Usually, this doesn’t happen to Manic Pixie Dream Girls. They don’t lose their dream girl status at any point in the story. They are forever immortalized as any man’s object of desire; men leave the theaters wanting to marry a girl like that. Summer is the perfect girl, but when she fails to meet Tom’s standards, she’s not. In an interview for The Guardian, Marc Webb, the film’s director, stated that although Summer presents some traits of a manic pixie dream girl, she ultimately is Tom’s “immature view of a woman”. A woman he’s been dreaming of his entire life to whom he gives no regard nor does he care for what she thinks. The writers intentionally put us in Tom’s shoes and mask her as a perfect girl only to tear that vision apart and expose Summer as a real person, not some fantasy. She is no longer the girl Tom dreamed of. She is so much more.

Undoubtedly, Tom is to blame for his heartbreak, but as much as I would like to deny it, Summer is not without fault as she made mistakes, too. She allowed his infatuation with her to grow. Summer’s motive is that she was waiting to be sure whether he was the one for her, a realization that, if true, may jeopardize her lifelong convictions about love which she so earnestly defended. Understandably, this terrifies her. Yet, she stays with him. Also, when they meet again after their break-up, Summer laughs, dances with Tom, and even sleeps on his shoulder on the train back, knowing she has a boyfriend back home. When she invites him to her rooftop party, (intentionally or not, it’s not clear) she forgets to mention her engagement. All these nuances in her behavior give her character complexity and dynamism within the story; something manic pixie dream girls are criticized for lacking. Summer was never meant to give Tom what he wanted and he hated her for it.
In the end (500) Days of Summer is deeper than people think. The debates surrounding both main characters’ true nature are interesting but stray from the film’s intention. I don’t think the writers or the director wanted audiences to judge who’s wrong or right. What they did instead is far more interesting. They cleverly deconstructed a highly criticized archetype to explore modern romantic dynamics and the dangers of falling in love with ideas rather than people. In the process, Summer Finn is born, a compelling character with desires and goals that challenge Tom once he stops seeing her as the ideal girl, vilifying her and pushing the audience to vilify her, too.
It’s unfair to simplify Summer’s role in the movie by calling her a manic pixie dream girl. It erases her persona and her convictions, just as Tom did. As an audience, we are bound to whatever he wants to show us. The film depicts Summer as a manic pixie dream girl because that is the version Tom decides to see.

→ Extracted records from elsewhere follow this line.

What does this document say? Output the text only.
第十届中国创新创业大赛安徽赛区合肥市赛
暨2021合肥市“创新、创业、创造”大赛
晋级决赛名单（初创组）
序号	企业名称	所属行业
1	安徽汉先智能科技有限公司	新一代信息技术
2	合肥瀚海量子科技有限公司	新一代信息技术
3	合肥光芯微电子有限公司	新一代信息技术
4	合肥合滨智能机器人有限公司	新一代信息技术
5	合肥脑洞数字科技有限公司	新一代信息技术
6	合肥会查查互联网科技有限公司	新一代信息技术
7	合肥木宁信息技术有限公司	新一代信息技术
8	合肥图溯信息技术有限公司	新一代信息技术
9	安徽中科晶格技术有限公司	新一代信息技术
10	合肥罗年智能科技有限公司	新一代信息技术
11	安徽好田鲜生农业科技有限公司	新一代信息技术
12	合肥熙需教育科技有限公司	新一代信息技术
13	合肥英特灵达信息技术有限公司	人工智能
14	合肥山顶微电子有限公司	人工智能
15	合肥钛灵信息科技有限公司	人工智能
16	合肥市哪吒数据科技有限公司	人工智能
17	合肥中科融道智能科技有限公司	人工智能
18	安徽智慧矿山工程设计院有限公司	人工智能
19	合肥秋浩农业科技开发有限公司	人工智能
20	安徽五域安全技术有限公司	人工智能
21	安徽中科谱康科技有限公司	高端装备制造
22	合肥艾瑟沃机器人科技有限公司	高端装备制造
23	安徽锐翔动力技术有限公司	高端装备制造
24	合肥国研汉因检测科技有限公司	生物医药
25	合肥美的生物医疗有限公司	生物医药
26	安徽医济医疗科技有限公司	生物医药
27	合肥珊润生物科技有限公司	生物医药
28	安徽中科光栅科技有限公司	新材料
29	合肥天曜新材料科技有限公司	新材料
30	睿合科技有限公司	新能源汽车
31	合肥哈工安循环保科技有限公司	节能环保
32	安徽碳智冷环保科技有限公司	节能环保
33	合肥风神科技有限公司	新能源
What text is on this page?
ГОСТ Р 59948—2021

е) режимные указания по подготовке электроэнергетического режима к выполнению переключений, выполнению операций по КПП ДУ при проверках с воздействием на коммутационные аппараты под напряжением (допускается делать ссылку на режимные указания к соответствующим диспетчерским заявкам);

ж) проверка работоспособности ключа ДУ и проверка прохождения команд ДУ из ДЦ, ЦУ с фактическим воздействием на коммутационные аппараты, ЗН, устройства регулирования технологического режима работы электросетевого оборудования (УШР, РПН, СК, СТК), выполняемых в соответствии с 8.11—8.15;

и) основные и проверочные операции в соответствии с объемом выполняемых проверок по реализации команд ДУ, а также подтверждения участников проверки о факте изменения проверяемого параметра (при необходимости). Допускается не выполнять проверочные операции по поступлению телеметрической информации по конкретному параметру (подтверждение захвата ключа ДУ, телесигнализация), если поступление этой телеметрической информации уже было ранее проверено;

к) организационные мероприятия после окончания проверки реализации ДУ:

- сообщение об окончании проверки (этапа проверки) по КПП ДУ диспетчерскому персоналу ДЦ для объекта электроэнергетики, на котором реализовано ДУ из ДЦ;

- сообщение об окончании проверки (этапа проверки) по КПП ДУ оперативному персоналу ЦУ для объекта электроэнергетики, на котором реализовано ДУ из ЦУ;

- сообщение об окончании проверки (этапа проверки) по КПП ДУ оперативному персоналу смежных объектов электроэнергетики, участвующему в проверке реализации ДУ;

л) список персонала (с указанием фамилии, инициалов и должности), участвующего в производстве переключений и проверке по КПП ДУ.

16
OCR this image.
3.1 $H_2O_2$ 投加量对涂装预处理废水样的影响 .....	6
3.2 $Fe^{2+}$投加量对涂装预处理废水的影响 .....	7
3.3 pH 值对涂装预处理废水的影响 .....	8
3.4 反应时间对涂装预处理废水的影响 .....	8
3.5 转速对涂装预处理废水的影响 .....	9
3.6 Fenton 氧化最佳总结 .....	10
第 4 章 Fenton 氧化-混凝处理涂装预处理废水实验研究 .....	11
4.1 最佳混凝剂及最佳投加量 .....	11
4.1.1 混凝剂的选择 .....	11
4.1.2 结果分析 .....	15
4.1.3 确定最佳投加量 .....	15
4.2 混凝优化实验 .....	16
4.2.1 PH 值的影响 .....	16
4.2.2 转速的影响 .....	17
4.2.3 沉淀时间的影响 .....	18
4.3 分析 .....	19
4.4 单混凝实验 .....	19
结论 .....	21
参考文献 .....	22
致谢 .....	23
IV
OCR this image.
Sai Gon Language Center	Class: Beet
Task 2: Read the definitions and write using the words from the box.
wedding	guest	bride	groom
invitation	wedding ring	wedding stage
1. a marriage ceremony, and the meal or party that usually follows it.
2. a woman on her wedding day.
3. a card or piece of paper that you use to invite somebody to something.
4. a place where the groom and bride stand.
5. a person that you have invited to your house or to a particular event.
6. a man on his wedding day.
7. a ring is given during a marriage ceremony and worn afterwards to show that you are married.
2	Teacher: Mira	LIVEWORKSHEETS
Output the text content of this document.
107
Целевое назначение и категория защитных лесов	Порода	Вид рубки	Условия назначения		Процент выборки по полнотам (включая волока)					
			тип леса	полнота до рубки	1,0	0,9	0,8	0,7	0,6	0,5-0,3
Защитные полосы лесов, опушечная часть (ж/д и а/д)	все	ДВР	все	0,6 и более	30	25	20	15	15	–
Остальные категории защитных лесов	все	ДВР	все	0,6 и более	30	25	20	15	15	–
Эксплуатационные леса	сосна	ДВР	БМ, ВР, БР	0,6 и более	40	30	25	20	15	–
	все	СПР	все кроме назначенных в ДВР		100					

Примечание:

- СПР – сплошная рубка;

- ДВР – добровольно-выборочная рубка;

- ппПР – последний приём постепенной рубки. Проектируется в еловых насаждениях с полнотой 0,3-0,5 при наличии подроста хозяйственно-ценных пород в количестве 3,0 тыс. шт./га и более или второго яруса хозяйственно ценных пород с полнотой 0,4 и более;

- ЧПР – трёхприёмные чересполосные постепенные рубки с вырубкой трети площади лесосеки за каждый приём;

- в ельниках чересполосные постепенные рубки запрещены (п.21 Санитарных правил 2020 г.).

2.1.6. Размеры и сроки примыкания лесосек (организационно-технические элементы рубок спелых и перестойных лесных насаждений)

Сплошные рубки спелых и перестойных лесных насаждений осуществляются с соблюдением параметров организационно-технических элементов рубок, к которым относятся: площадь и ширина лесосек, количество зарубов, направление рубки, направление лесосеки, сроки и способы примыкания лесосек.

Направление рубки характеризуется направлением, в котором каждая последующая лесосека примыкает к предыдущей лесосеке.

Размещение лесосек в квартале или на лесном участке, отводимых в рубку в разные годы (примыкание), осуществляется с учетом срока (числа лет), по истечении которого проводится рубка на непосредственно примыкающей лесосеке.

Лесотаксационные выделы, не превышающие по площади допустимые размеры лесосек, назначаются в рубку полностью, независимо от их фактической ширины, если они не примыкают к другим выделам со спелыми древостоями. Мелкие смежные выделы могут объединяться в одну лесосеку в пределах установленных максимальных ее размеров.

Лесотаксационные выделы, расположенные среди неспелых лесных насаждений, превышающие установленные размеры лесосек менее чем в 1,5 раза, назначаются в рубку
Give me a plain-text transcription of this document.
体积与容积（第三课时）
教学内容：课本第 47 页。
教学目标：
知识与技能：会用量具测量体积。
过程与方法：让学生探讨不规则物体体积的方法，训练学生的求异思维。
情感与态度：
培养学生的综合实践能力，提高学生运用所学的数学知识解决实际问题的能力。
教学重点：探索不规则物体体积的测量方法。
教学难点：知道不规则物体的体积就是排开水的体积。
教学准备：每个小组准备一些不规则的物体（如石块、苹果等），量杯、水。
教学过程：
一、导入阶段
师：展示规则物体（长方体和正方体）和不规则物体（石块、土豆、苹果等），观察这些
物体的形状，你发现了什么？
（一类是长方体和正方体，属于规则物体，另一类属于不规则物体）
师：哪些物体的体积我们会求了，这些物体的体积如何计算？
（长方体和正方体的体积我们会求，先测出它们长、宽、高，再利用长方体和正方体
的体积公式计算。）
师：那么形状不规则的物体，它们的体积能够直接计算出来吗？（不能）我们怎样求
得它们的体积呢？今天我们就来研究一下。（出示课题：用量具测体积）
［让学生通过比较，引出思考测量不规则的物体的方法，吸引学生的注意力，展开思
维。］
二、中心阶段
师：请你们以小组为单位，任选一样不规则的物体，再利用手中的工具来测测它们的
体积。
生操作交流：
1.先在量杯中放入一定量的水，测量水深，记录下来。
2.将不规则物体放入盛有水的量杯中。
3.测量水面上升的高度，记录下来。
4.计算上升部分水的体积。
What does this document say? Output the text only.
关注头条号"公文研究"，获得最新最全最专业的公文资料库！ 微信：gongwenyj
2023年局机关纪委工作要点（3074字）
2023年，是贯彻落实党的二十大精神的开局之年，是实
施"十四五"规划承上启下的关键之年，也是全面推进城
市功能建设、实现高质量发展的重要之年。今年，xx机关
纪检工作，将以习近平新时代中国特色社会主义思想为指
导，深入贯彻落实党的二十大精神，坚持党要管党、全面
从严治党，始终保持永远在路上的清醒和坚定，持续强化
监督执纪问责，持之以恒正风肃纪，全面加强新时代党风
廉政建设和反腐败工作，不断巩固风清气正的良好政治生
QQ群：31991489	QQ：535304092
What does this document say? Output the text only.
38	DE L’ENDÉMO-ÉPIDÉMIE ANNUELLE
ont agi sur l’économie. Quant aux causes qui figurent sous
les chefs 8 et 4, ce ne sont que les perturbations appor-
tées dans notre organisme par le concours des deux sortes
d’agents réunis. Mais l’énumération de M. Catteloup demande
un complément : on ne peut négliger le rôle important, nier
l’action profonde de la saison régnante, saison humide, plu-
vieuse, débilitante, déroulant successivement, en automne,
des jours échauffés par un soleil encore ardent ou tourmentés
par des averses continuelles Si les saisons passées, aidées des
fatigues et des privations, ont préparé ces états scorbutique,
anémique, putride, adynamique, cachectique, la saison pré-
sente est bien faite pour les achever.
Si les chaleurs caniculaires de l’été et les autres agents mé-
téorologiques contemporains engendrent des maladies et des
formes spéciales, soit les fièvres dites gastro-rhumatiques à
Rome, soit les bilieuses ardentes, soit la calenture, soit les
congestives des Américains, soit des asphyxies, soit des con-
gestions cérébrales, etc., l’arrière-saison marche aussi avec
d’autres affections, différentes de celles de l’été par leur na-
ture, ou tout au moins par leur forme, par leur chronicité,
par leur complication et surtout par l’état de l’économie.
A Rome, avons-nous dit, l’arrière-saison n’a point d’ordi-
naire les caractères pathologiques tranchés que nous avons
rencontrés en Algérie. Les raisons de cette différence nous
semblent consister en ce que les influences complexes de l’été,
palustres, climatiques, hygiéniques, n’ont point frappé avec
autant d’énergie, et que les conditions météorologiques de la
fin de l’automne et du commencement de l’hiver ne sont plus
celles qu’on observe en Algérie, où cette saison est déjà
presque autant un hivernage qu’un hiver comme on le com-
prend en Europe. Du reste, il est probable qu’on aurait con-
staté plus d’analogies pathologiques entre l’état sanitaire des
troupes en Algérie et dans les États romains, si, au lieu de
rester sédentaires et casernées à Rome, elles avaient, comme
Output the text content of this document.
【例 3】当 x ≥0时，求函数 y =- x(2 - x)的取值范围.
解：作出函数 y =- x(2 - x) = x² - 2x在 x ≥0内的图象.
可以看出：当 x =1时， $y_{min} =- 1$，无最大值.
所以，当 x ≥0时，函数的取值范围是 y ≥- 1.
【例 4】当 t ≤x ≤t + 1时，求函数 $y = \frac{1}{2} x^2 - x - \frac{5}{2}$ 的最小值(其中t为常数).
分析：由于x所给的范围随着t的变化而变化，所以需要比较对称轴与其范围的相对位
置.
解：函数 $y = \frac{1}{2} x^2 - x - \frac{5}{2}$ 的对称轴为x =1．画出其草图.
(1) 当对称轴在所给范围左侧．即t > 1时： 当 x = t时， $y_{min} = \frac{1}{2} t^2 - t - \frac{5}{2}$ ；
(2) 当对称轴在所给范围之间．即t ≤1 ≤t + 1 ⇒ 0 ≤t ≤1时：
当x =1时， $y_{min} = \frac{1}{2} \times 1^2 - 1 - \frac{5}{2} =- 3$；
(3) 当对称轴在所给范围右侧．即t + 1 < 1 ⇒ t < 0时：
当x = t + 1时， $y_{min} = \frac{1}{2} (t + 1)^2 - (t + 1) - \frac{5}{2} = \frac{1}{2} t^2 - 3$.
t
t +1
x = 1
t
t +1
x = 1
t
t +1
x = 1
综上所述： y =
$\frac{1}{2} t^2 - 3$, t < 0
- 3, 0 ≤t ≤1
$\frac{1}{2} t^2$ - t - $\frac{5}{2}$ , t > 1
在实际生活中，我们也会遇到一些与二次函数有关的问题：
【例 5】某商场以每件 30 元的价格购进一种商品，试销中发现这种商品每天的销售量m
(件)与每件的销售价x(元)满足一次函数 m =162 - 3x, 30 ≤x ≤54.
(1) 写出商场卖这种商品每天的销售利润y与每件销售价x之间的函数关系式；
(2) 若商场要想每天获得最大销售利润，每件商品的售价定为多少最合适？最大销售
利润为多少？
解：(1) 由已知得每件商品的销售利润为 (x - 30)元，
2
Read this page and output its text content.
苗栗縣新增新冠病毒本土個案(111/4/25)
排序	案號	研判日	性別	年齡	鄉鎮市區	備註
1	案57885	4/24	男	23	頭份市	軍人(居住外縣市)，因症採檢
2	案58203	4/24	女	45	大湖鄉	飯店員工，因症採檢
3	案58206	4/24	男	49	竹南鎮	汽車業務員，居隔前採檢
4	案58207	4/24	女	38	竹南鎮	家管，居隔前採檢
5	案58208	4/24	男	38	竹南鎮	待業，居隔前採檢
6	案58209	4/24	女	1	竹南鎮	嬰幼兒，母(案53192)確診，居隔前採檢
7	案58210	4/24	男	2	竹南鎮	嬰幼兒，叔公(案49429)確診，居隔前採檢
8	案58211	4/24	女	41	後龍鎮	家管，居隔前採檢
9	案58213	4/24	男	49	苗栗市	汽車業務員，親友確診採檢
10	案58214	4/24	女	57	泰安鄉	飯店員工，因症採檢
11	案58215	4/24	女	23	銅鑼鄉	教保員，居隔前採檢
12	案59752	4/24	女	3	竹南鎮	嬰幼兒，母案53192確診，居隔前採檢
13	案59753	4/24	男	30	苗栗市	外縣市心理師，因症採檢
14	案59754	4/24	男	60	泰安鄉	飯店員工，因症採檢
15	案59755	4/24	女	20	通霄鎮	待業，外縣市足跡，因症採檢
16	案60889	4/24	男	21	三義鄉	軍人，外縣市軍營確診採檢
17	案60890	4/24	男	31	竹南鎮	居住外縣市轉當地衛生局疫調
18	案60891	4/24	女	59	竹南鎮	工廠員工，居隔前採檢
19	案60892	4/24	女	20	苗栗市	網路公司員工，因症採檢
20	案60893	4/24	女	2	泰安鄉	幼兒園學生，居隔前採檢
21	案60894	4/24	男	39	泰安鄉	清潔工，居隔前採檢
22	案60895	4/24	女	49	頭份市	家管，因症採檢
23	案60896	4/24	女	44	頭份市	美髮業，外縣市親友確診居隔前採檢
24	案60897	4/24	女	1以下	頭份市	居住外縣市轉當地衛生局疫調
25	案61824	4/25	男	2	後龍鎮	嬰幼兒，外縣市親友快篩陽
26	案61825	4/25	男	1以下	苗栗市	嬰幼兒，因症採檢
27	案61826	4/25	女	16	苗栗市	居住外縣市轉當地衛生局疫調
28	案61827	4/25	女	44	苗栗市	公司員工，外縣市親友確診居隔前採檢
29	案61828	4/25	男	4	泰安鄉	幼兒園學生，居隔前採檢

He selfishly ignored the multiple times she explicitly declared that she did not want anything serious, thinking his perfect girl would change his mind because of him.
Manic Pixie Dream Girls don’t get a backstory or show any emotional depth outside of what the protagonist wants to see. But Summer does evolve. She changes her mind about love and Tom is why she did. Hence, not only does Summer influence Tom, but it also happens the other way around.
That’s the type of grace manic pixie dream girls are usually not granted.